In that case the whole logic of the Roth IRA falls apart. The Roth IRA is supposed to be a savings vehicle for the middle class, where investors pay a tax on income received, then get a tax deduction on appreciation (i.e., one that is subsidized by the US tax payer.) But what is a "fair" way to calculate your income when it includes illiquid stocks? For certain assets, the "fair price" is literally whatever my lawyer says it is. So allowing highly illiquid (and not-well-priced) assets into this system seems like an invitation for abuse.
There is a separate question about whether the total Roth IRA tax benefit should be capped to something like $10m in your lifetime even when restricted to fairly valued liquid assets. After all: the US taxpayer is subsidizing this as a middle-class retirement program. But disallowing the inclusion of weird, illiquid assets might be a good idea as well.

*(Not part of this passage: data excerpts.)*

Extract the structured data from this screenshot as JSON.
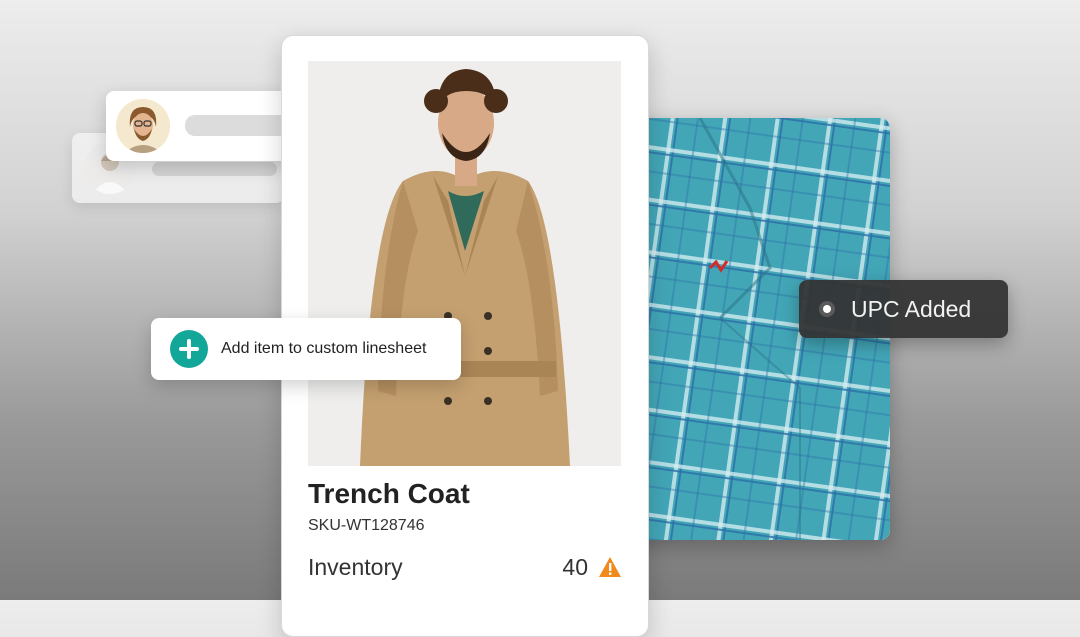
{
  "product": {
    "name": "Trench Coat",
    "sku": "SKU-WT128746",
    "inventory_label": "Inventory",
    "inventory_value": "40",
    "warning_icon": "warning-triangle-icon"
  },
  "actions": {
    "add_item_label": "Add item to custom linesheet",
    "add_icon": "plus-circle-icon"
  },
  "badges": {
    "upc_label": "UPC Added",
    "upc_icon": "radio-dot-icon"
  },
  "colors": {
    "accent": "#13a79a",
    "warning": "#f08a1c",
    "badge_bg": "#343434",
    "coat": "#c4a070",
    "jacket": "#3e9fb2"
  }
}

Yeah sorry for being cryptic. It's 20 years compounding at 7% per year. Scenario one: take your starting investment, subtract 20% for taxes, then do the compound growth. Scenario two: take your whole starting investment, do the compound growth, then subtract 20% of the result.
It's totally possible that I missed modeling some part of the situation that somehow makes more money from the Roth way of doing things. But the models above produce the same results.